Contrairement aux 2 arguments évoqués ci-dessus par certains détracteurs, le comparatif avec Desperate Housewives tient uniquement au fait que nous suivons principalement les péripéties au travers des yeux de protagonistes féminins évoluant dans un milieu aisé. Pour ce qui est du côté "bourge", je ne comprends pas en quoi cela est problématique d'un point de vue scénaristique ou sociologique : cela semble davantage traduire d'un inconfort vis-à-vis de son propre niveau de vie ou bien d'un rejet tellement catégorique qu'il n'accepte pas que ces gens, plus fortunés... Existent ?

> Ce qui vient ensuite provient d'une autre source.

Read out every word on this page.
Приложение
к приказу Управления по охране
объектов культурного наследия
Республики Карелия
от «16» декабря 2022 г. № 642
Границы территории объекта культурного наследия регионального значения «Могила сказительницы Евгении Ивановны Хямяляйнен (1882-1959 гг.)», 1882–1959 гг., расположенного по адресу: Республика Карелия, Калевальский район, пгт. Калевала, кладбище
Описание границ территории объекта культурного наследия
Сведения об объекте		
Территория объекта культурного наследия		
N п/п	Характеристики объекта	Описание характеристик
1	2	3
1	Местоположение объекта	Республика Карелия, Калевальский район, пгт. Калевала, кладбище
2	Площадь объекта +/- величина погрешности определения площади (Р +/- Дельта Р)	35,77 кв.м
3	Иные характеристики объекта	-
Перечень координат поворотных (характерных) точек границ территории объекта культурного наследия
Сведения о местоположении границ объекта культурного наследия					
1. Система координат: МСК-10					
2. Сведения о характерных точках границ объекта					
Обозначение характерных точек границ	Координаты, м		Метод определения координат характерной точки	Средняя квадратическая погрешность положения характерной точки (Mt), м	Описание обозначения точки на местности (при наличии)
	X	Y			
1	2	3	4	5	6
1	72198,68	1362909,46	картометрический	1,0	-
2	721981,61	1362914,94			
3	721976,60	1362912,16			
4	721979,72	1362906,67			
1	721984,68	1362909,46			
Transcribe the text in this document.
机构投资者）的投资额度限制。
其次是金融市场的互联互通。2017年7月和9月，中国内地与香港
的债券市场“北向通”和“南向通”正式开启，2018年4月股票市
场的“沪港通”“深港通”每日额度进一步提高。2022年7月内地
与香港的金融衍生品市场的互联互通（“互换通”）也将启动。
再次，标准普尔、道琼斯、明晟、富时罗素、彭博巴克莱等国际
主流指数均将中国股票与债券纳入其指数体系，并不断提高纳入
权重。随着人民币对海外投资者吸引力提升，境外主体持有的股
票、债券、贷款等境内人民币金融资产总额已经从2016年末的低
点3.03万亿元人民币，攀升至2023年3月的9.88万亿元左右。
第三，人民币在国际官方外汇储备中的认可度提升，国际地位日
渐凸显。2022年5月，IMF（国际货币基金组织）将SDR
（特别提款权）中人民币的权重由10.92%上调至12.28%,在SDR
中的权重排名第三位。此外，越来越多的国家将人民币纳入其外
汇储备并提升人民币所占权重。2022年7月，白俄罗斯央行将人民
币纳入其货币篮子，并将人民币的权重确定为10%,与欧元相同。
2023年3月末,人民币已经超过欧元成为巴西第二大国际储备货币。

Pour autant, là où ces arguments sont encore plus inopérants qu'erronés :
- La série évolue dans un entre-soi toxique, mais bien réel ici aussi dans nos contrés Françaises. Cet univers totalement cloisonné alors qu'il est paradoxalement ouvert sur l'immensité de l'océan est l’objet principal de la critique acerbe, suffisamment distincte, portée par la série. L'équilibre entre thématiques sérieuses, pauses humaines, cynisme et surenchères face à des situations complétement déconnectées de la réalité est dosé de façon subtile.
- Un groupe de bourges ? En partie, cette série triomphe par le fait de porter un regard universel et donc réconciliateur sur des thématiques qui touchent tout le monde, individus ou couples, quel que soit leur niveau social :
la difficulté d'être mère célibataire, d'être parent, d'être un couple divorcé, d'être un enfant, un amant, un mari violent, une victime d'agression, de subir le poids des comparaisons, les guerres d'ego, les baisses d'estimes de soi
, quoi de plus universel ? C'est justement dans l'explosion de ces barrières de classe que la série excelle. Et c'est ne surtout pas comprendre le point de vue exprimé par Jane dont c'est le rôle de témoin extérieur dans ce mode à part. Surement la critique spécialisée, c'était endormi sur ce point pourtant colonne vertébrale de toute la dramaturgie... C'est d'autant plus pertinent, que le fait de faire voler en éclats le vernis brillant du monde idéal des couples fortunés que la série tire son épingle du jeu, en petite soeur directe de Gone Girl aussi bien dans l'approche thématique que son ambiance ambivalente sexy-feutrée-violente-réaliste-psychotique. Le contre-exemple de cette vie dans les lieux reculés existe dans tout bon Americana ou tout simplement dans Sharp Objects du même réalisateur qui va questionner ce rapport de force dans cette Amérique profonde.
Jamais manichéenne là où pourtant, l'intégralité des sujets évoqués aurait pu facilement noyer le propos dans une somme de poncifs, on aborde ici frontalement et en nuance les perspectives de chacun : 1) Pas de faux féminisme convenu : aucun homme n'est présenté comme uniquement mauvais, aucune femme n'est présentée uniquement comme victime idéale. 2) Pas de caution LGBT au chausse-pieds (communauté pourtant présente), ça change déjà du modèle Disney.
Comme toujours, on adhère ou non, il y a suffisamment de quoi satisfaire tout le monde dans l'offre audiovisuelle mondiale. Ce qui me gêne en définitive encore une fois, c'est lorsque la critique commente en surface, une proposition qui justement demande de lire entre les lignes.